Buffer overrun attack is a very common attack utilized by hackers.  This type of attack is not new.  This attack utilizes poor coding practices in C and C++ code, with the handling of string functions. The following code is an example of a buffer overrun.   

void myMethod(char * pStr) {

    char pBuff[10];

    int nCount = 0;

 

    strcpy(pBuff, pStr);

}

 

void foo()

{

}

Cause:

The input pStr is of an unknown size.  The string copy is unsafe.  If the string (pStr) is greater then 10 characters, then the buffer (pBuff) starts to bleed into nCount and the method foo.  The buffer overrun property exploited would allow for the execution of methods in the application by manipulation of the application input.

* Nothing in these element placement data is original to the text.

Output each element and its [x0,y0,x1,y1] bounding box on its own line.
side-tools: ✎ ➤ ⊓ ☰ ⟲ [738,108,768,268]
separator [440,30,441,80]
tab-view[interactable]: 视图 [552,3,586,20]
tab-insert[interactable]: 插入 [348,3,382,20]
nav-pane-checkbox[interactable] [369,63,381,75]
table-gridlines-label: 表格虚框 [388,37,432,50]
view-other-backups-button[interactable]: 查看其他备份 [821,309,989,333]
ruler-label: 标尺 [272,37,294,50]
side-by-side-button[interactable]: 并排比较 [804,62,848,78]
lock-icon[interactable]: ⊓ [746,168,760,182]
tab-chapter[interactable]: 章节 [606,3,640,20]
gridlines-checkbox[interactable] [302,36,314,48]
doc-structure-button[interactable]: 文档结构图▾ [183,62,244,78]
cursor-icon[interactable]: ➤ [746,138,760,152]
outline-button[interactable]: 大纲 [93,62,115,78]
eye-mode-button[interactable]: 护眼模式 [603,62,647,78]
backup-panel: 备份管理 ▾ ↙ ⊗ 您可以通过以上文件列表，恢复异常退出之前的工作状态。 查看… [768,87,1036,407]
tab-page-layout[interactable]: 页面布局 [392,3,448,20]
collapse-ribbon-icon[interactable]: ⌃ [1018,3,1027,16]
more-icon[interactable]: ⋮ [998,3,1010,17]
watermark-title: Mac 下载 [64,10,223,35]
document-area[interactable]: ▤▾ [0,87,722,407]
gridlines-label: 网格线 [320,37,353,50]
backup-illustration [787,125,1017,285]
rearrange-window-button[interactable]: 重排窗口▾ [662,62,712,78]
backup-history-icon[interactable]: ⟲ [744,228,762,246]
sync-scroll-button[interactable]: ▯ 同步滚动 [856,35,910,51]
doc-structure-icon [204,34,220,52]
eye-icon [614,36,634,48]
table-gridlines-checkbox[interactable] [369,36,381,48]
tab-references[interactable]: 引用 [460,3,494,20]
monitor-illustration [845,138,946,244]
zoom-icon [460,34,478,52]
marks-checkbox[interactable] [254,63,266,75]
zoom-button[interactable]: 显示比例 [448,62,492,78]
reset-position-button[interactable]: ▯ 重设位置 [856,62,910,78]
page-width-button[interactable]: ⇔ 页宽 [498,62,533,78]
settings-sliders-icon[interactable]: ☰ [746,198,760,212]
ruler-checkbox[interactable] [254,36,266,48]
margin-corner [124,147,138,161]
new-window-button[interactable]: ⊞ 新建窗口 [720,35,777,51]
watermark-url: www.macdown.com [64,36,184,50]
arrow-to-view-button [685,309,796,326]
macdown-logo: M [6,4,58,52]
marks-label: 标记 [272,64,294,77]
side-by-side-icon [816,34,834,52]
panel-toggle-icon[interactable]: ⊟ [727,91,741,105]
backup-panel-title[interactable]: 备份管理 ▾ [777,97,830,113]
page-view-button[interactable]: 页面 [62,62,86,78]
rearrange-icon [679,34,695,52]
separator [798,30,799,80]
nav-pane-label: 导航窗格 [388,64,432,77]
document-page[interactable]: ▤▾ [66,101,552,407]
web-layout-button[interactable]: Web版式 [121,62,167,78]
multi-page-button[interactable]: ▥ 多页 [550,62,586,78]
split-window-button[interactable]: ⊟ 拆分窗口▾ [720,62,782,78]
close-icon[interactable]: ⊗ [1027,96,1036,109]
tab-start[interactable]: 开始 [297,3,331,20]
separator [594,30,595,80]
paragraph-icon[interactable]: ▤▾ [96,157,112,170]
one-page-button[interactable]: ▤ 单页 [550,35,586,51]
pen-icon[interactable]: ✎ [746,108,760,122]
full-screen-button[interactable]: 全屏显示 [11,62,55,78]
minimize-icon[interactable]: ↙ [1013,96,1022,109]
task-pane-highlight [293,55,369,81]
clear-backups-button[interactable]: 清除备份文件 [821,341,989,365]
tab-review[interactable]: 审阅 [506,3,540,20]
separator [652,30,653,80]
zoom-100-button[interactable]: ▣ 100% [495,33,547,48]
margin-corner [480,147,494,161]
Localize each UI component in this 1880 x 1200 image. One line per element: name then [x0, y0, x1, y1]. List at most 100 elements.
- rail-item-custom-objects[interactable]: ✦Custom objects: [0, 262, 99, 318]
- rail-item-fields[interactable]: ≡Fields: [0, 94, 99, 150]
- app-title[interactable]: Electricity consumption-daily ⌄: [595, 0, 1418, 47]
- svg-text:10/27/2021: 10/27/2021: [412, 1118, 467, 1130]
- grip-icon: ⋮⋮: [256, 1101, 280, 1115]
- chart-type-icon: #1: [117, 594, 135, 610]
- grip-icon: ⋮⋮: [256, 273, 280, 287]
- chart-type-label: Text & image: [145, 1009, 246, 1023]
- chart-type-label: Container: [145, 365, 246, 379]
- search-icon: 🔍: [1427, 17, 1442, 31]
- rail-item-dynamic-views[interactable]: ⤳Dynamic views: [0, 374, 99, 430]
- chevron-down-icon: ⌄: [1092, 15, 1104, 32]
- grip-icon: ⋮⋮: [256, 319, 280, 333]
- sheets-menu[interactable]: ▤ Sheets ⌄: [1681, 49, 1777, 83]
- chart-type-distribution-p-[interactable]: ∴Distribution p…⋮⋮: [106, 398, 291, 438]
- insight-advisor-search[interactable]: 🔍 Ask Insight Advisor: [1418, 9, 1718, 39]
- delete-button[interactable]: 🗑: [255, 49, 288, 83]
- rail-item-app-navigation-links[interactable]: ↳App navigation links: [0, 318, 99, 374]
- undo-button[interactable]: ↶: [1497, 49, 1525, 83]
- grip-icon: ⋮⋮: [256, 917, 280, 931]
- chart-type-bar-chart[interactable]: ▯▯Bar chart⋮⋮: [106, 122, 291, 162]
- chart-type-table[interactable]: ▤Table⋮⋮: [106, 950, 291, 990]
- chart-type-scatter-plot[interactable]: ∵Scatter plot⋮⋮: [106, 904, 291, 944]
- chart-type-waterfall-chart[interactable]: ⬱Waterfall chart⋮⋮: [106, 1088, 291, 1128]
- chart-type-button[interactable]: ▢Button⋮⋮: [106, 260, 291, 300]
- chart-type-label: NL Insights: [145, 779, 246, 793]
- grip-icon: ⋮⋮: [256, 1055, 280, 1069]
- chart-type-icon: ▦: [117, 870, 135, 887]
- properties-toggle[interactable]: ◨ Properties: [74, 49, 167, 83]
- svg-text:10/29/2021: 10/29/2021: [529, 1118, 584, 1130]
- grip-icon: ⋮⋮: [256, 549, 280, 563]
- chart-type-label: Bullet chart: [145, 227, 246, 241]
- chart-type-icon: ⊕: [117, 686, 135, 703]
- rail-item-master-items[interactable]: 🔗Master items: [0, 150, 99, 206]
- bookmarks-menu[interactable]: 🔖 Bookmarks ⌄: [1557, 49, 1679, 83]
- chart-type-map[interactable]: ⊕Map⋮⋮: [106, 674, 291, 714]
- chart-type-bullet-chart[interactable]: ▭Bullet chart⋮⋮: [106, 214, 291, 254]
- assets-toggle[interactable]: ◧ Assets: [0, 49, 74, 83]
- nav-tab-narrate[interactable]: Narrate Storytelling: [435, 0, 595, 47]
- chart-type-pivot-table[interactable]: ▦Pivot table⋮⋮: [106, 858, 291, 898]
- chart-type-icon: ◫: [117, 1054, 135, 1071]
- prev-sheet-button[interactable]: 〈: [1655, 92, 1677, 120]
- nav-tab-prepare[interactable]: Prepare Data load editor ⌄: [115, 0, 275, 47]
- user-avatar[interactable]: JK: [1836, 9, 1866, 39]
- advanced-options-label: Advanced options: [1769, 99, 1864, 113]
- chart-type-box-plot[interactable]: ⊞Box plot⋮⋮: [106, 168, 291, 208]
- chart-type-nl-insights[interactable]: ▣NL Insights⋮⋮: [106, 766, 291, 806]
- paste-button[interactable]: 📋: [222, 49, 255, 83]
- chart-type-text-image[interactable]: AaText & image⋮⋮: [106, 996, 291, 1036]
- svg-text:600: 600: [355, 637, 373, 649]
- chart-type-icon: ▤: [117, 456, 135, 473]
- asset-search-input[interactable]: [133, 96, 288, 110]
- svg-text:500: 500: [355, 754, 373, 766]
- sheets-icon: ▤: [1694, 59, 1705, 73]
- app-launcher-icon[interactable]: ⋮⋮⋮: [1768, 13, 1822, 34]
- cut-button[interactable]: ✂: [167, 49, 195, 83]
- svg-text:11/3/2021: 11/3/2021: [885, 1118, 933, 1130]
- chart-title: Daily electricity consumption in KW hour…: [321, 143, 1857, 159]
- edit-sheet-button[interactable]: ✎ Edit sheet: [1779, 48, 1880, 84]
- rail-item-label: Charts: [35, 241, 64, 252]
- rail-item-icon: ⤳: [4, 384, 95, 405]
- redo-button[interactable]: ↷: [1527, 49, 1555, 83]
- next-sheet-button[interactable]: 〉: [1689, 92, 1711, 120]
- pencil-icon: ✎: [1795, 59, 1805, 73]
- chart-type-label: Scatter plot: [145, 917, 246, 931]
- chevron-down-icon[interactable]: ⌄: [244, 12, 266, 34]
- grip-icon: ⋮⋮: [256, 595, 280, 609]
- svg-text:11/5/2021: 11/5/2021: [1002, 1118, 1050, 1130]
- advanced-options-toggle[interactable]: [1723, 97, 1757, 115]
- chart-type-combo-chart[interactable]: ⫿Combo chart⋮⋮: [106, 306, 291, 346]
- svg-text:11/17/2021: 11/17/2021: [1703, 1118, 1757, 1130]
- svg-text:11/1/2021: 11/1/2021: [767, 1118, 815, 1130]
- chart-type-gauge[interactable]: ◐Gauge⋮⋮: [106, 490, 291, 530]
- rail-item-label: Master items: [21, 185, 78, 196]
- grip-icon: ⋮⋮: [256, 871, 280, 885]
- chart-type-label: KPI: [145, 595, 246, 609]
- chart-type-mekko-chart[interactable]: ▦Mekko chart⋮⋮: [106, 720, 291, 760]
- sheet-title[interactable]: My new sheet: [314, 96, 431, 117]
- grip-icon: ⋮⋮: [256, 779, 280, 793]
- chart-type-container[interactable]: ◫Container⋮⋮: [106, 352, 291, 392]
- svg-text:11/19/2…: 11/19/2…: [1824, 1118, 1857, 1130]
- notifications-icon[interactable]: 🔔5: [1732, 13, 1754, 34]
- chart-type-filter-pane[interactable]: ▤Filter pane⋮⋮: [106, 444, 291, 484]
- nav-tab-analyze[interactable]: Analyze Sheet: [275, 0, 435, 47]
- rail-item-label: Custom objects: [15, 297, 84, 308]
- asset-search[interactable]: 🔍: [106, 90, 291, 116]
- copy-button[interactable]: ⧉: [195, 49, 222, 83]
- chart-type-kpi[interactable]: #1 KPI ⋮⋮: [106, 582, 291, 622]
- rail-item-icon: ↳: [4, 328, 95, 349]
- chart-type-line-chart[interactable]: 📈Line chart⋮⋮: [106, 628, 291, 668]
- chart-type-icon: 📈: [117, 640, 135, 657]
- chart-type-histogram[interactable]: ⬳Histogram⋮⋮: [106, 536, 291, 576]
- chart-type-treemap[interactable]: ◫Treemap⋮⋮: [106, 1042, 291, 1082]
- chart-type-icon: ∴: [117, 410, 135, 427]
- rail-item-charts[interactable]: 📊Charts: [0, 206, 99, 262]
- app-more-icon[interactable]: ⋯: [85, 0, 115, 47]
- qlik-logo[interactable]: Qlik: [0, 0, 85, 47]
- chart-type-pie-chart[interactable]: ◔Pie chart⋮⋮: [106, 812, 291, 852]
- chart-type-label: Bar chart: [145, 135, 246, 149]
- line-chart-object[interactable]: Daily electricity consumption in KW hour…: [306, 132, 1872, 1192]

The real damage is from the manipulation of the input which would allow a fake method to be called in place of a valid one with dangerous input.

 

Solution:

There are three main actions to resolve the problem.  First is to utilize the /GS compile option.  This option creates a cookie between the stack overrun and the return address.  This allows the system to helps prevent buffer overruns, by changing the stack layout.   The second action is to use the <strsafe.h> library.  This library has buffer overrun safe functions that will help with the detection of buffer overflows.  Finally, the last action is to perform extensive code reviews of string functionality and indexes utilized within your application.